“Love was love – in whatever shape it took,” (Läckberg 408).
The town of Fjällbacka is shaken after a famous photographer is found murdered before an exhibition opening. His friend, the famous author Henning Bauer and his family, are shocked by the death of their friend, even more so when the violence follows them to their small island home. Detective Patrik Hedström and his colleagues struggle to find a connection between the cases while his wife Erica Falck heads to Stockholm to find information on the murder of a trans woman in the 1980s, discovering that these three cases may be more closely linked than originally thought.
I read The Cuckoo for a book club and had no idea that it was the eleventh book in a series featuring detective Patrik Hedström and his wife Erica Falck, but I’d like to continue it or at least check out some of the earlier books in the series. I love a good Nordic noir, and while this was still on the lighter end of the genre it did get surprisingly dark in some instances.

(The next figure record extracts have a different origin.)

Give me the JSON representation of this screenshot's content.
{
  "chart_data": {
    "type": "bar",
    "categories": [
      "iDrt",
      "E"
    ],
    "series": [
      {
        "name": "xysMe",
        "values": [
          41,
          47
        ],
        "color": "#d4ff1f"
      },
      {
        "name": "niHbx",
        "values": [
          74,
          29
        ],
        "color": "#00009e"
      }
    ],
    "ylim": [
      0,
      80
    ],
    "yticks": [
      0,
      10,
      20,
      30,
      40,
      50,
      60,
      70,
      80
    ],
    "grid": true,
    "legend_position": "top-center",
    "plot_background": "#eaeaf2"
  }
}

The Cuckoo is very atmospheric, I loved the descriptions of the island where the Hennings lived and how bleak everything felt as more murders were happening and Patrik and Erica struggled to figure out how it was all connected. I do think there were way too many characters in this book, even by the end I had a hard time trying to figure out who was who and what they did, especially because a few of them had very similar backstories and names. But there were some good twists, and I loved how everything fit together. I wasn’t a huge fan of the big villain monologue at the end, but it’s something a lot of mysteries and thrillers seem to struggle to avoid writing.

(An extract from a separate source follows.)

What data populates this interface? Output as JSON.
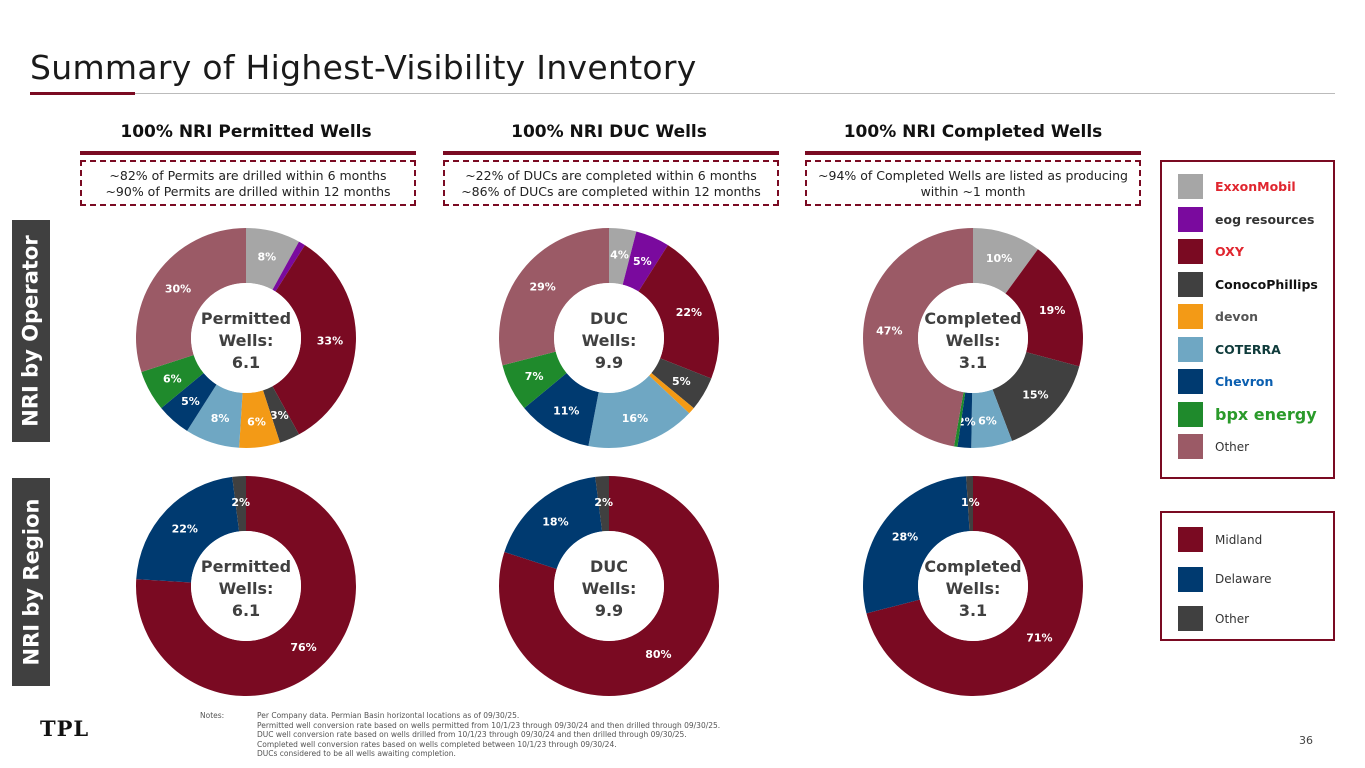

I loved the relationship between Patrik and Erica and would have liked to see more of it, though from my understanding in other books they generally do spend more time together. I thought the characters balanced each other out very well, that they actually did seem to like and love each other, and I loved the dynamic of an officer and a writer bouncing ideas off of one another to solve a case.
I also think Läckberg did a fantastic job writing about the death of a trans woman. She wrote Lola with a lot of care and made sure to touch on topics of discrimination and violence against trans people but always made sure Lola was written and seen as a woman. It was really beautiful to see and I hope more writers take a page out of Läckberg’s when writing trans characters (though keeping them alive would be an added plus!).
Overall this was a fantastic mystery. If anyone has been a bit nervous about reading Nordic Noir because of it’s darkness, The Cuckoo is a great place to start. It felt more like reading a North American mystery with some darker elements peppered in, but a great stepping stone to anyone curious about the genre.
Publication: September 12 2022
Publisher: Hemlock Press
Pages: 432 pages (Hardcover)
Source: Library
Genre: Fiction, Mystery, Thriller
My Rating: ⛤⛤⛤.75
Summary:
Two terrible events, without obvious connection, shake Fjällbacka to its core. A famous photographer is found brutally murdered in a showroom. Henning Bauer, the Nobel prize winner in literature, suffers from a violent act on the small island where he is writing the 10th book in his world famous series.
While Patrik Hedström and his colleagues at Tanumshede police station struggle to investigate the cases, Erica Falck researches a murder on a trans man in Stockholm in the 1980’s. She slowly realizes that the threads from the past are connected to the present time, and that old sins leave long shadows behind.